Department of Public and Child Dental Health, Dublin Dental University Hospital, University of Dublin, Trinity College, Dublin, Ireland; Department of Paediatric Dentistry, School of Dentistry, University of São Paulo, São Paulo, Brazil.
Department of Paediatric Dentistry, School of Dentistry, University of São Paulo, São Paulo, Brazil.
J Dent. 2020 Oct;101:103446. doi: 10.1016/j.jdent.2020.103446. Epub 2020 Aug 3.
To evaluate the 2-year survival rate and the cost-effectiveness of Atraumatic Restorative Treatment (ART) using three different glass ionomer cements (GICs) for restoring occlusal dentin caries lesions in primary molars.
One hundred and fifty (150) 4-8-year-old children were selected, randomly allocated and treated in school tables according to the restorative material: Fuji IX Gold Label (GC Corp), Vitro Molar (nova DFL) and Maxxion R (FGM), the latter two being low-cost brands.

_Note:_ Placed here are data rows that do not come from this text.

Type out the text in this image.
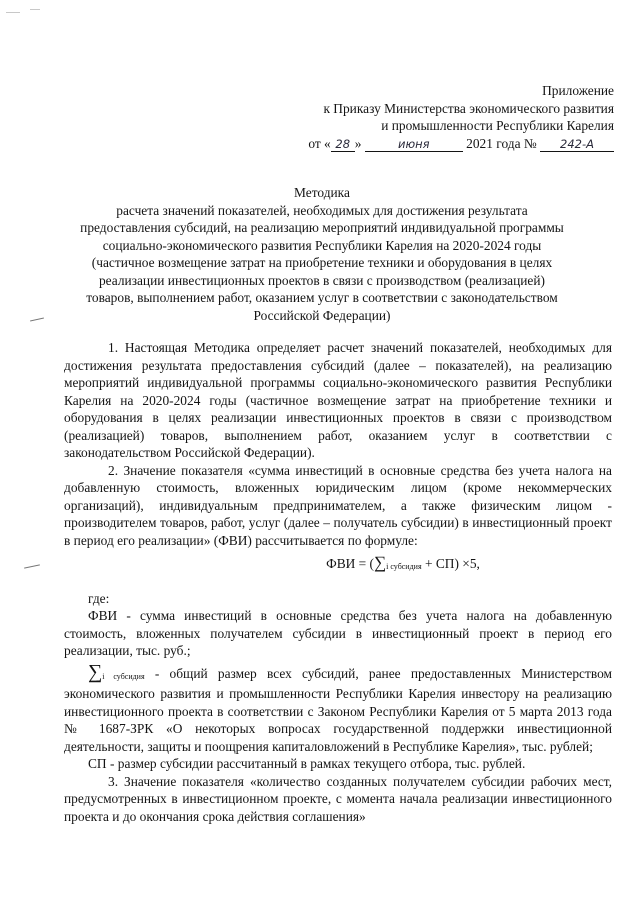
Приложение
к Приказу Министерства экономического развития
и промышленности Республики Карелия
от « 28 »	июня	2021 года № 242-А
Методика
расчета значений показателей, необходимых для достижения результата
предоставления субсидий, на реализацию мероприятий индивидуальной программы
социально-экономического развития Республики Карелия на 2020-2024 годы
(частичное возмещение затрат на приобретение техники и оборудования в целях
реализации инвестиционных проектов в связи с производством (реализацией)
товаров, выполнением работ, оказанием услуг в соответствии с законодательством
Российской Федерации)
1. Настоящая Методика определяет расчет значений показателей, необходимых для достижения результата предоставления субсидий (далее – показателей), на реализацию мероприятий индивидуальной программы социально-экономического развития Республики Карелия на 2020-2024 годы (частичное возмещение затрат на приобретение техники и оборудования в целях реализации инвестиционных проектов в связи с производством (реализацией) товаров, выполнением работ, оказанием услуг в соответствии с законодательством Российской Федерации).
2. Значение показателя «сумма инвестиций в основные средства без учета налога на добавленную стоимость, вложенных юридическим лицом (кроме некоммерческих организаций), индивидуальным предпринимателем, а также физическим лицом - производителем товаров, работ, услуг (далее – получатель субсидии) в инвестиционный проект в период его реализации» (ФВИ) рассчитывается по формуле:
ФВИ = (∑i субсидия + СП) ×5,
где:
ФВИ - сумма инвестиций в основные средства без учета налога на добавленную стоимость, вложенных получателем субсидии в инвестиционный проект в период его реализации, тыс. руб.;
∑i субсидия - общий размер всех субсидий, ранее предоставленных Министерством экономического развития и промышленности Республики Карелия инвестору на реализацию инвестиционного проекта в соответствии с Законом Республики Карелия от 5 марта 2013 года № 1687-ЗРК «О некоторых вопросах государственной поддержки инвестиционной деятельности, защиты и поощрения капиталовложений в Республике Карелия», тыс. рублей;
СП - размер субсидии рассчитанный в рамках текущего отбора, тыс. рублей.
3. Значение показателя «количество созданных получателем субсидии рабочих мест, предусмотренных в инвестиционном проекте, с момента начала реализации инвестиционного проекта и до окончания срока действия соглашения»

Materials and professionals' costs were considered to analyse baseline total cost, and from this the cumulative cost of each treatment was calculated. Restoration assessments were performed after 2, 6, 12 and 24 months by an independent calibrated examiner. Restoration survival was estimated using Kaplan-Meier survival analysis and Cox regression was used to test association with clinical factors. Bootstrap regression (1,000 replications) compared material´s cost over time and Monte-Carlo simulation was used to build cost-effectiveness scatter plots.
The overall survival rate of occlusal ART restorations after 2 years was 53% (Fuji IX = 72.7%; Vitro Molar = 46.5%; Maxxion R = 39.6%). Restorations performed with Vitro Molar and Maxxion R were more likely to fail when compared to Fuji IX. At baseline, Fuji IX was the more expensive option (p < 0.001), however, considering the simulation of accumulated cost caused by failures until 2-year evaluation, no difference was found between the groups.
After 2 years' follow up, restorations performed with Fuji IX proved to be superior in terms of survival, with a similar overall cost, when compared to low-cost glass ionomers cements (Vitro Molar and Maxxion R).
评估使用三种不同玻璃离子水门汀(GIC)对乳磨牙窝沟龋损进行非创伤性修复治疗(ART)的 2 年生存率和成本效益。
选择了 150 名 4-8 岁的儿童,按照修复材料在学校桌子上进行随机分组和治疗:富士 IX 金标(GC 公司)、Vitro Molar(nova DFL)和 Maxxion R(FGM),后两者是低成本品牌。考虑材料和专业人员的成本来分析基线总成本,并从该总成本中计算出每种治疗方法的累积成本。使用独立校准的检验员在 2、6、12 和 24 个月时进行修复评估。使用 Kaplan-Meier 生存分析估计修复体的生存率,并使用 Cox 回归检验与临床因素的相关性。使用 bootstrap 回归(1000 次复制)比较材料的随时间变化的成本,使用蒙特卡罗模拟构建成本效益散点图。
2 年后,窝沟 ART 修复体的总体生存率为 53%(富士 IX=72.7%;Vitro Molar=46.5%;Maxxion R=39.6%)。与富士 IX 相比,使用 Vitro Molar 和 Maxxion R 进行修复的更容易失败。在基线时,富士 IX 是更昂贵的选择(p<0.001),但是,考虑到直到 2 年评估时失败造成的累积成本模拟,各组之间没有差异。
在 2 年的随访后,与低成本玻璃离子水门汀(Vitro Molar 和 Maxxion R)相比,使用富士 IX 进行修复在生存率方面表现更好,总成本相似。